On January 6 and 7, 2005, the National Institutes of Health and Stanford University co-sponsored a conference entitled “Detection and Disclosure of Incidental Findings in Neuroimaging Research.” The 50 participants included ethicists, radiologists, neurologists, and other relevant professionals, who sought to develop consensus recommendations about what to do when brain scans reveal variations from expected brain architecture, or brain tumors or other sorts of brain pathology. Such incidents are surprisingly common: researchers have found variations in the expected brain form or structure in as many as 20 percent of study participants, and clinically significant abnormalities in anywhere from 2 to 8 percent.10

Working to shape recommendations that would be adopted by laboratories, institutional review boards, journals, and research sponsors, the conferees reached consensus on many questions. Others remained unresolved, and their work continues.11,12 Their work also spawned special sessions on incidental findings in the brain at the National Institutes of Health, research funding devoted to incidental findings in body imaging and genetics, and similar interest abroad.

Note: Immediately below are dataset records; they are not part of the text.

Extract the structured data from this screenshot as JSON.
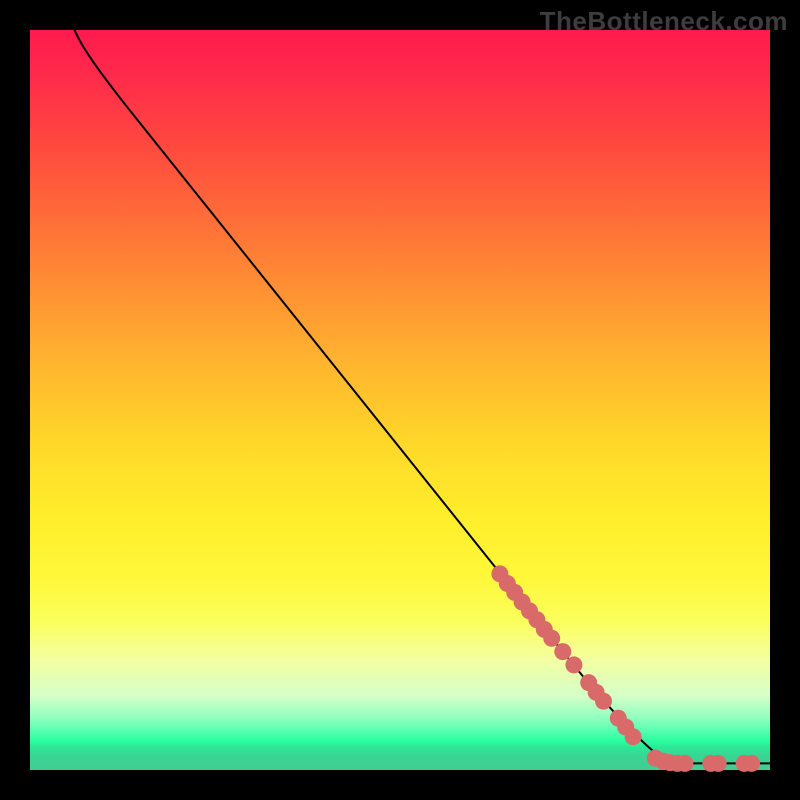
{
  "watermark": "TheBottleneck.com",
  "chart_data": {
    "type": "line",
    "title": "",
    "xlabel": "",
    "ylabel": "",
    "xlim": [
      0,
      100
    ],
    "ylim": [
      0,
      100
    ],
    "curve": [
      {
        "x": 6,
        "y": 100
      },
      {
        "x": 7,
        "y": 98
      },
      {
        "x": 9,
        "y": 95
      },
      {
        "x": 12,
        "y": 91
      },
      {
        "x": 16,
        "y": 86
      },
      {
        "x": 24,
        "y": 76
      },
      {
        "x": 34,
        "y": 63.5
      },
      {
        "x": 46,
        "y": 48.5
      },
      {
        "x": 58,
        "y": 33.5
      },
      {
        "x": 68,
        "y": 21
      },
      {
        "x": 76,
        "y": 11
      },
      {
        "x": 82,
        "y": 4.5
      },
      {
        "x": 85.5,
        "y": 1.4
      },
      {
        "x": 87,
        "y": 0.9
      },
      {
        "x": 90,
        "y": 0.9
      },
      {
        "x": 94,
        "y": 0.9
      },
      {
        "x": 98,
        "y": 0.9
      },
      {
        "x": 100,
        "y": 0.9
      }
    ],
    "points": [
      {
        "x": 63.5,
        "y": 26.5
      },
      {
        "x": 64.5,
        "y": 25.2
      },
      {
        "x": 65.5,
        "y": 24.0
      },
      {
        "x": 66.5,
        "y": 22.7
      },
      {
        "x": 67.5,
        "y": 21.5
      },
      {
        "x": 68.5,
        "y": 20.3
      },
      {
        "x": 69.5,
        "y": 19.0
      },
      {
        "x": 70.5,
        "y": 17.8
      },
      {
        "x": 72.0,
        "y": 16.0
      },
      {
        "x": 73.5,
        "y": 14.2
      },
      {
        "x": 75.5,
        "y": 11.8
      },
      {
        "x": 76.5,
        "y": 10.5
      },
      {
        "x": 77.5,
        "y": 9.3
      },
      {
        "x": 79.5,
        "y": 7.0
      },
      {
        "x": 80.5,
        "y": 5.8
      },
      {
        "x": 81.5,
        "y": 4.5
      },
      {
        "x": 84.5,
        "y": 1.6
      },
      {
        "x": 85.5,
        "y": 1.2
      },
      {
        "x": 86.5,
        "y": 1.0
      },
      {
        "x": 87.5,
        "y": 0.9
      },
      {
        "x": 88.5,
        "y": 0.9
      },
      {
        "x": 92.0,
        "y": 0.9
      },
      {
        "x": 93.0,
        "y": 0.9
      },
      {
        "x": 96.5,
        "y": 0.9
      },
      {
        "x": 97.5,
        "y": 0.9
      }
    ],
    "point_color": "#d86a6a"
  }
}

Meanwhile, the American Journal of Bioethics devoted most of its March–April 2005 issue to the subject of neuroimaging. In one article, Judy Illes and Eric Racine of Stanford University noted that neuroimaging raises some of the same concerns as genetics, including the ability to predict disease and risks to privacy.13 Yet neuroimaging, far more than a genetic profile, provides a window into aspects of personality previously thought to be unquantifiable—including such things as values, morality, and social attitudes. And just as geneticists worry that genetic testing might lead to discrimination, neuroethicists worry that employers, judges, and educators might use brain scans to screen potential employees, convict suspects of crimes, or choose which students to admit.

Such uses would be questionable, the authors point out, because no “norm” yet exists (or may ever exist) with which one person’s brain can be compared. Brain scans published in journals are not “pictures” in any traditional sense; they are computer composites averaging and consolidating findings from many individuals. What’s more, the field has not yet arrived at standards for how to produce particular images. In short, Illes and Racine argue, it is important not to read too much into neuroimaging scans for use outside the laboratory just yet.

Another prospective use for brain imaging, one that is particularly controversial, is thought to be lie detection. Paul Root Wolpe, Kenneth Foster, and Daniel Langleben, all of the University of Pennsylvania, argue in the same issue of the American Journal of Bioethics that it is premature to see brain imaging as promising a sort of mental polygraph, even though significant money is being invested in such technology for use in criminal and terrorist investigations.14

Because significant questions exist about the reliability of this technology, the authors warn that premature commercialization could undermine and squelch research aimed at improving it and even lead to the misuse of brain scans in criminal cases. They urge that research continue while at the same time scientific, legal, and civil forums begin examining the ethical problems before they arise.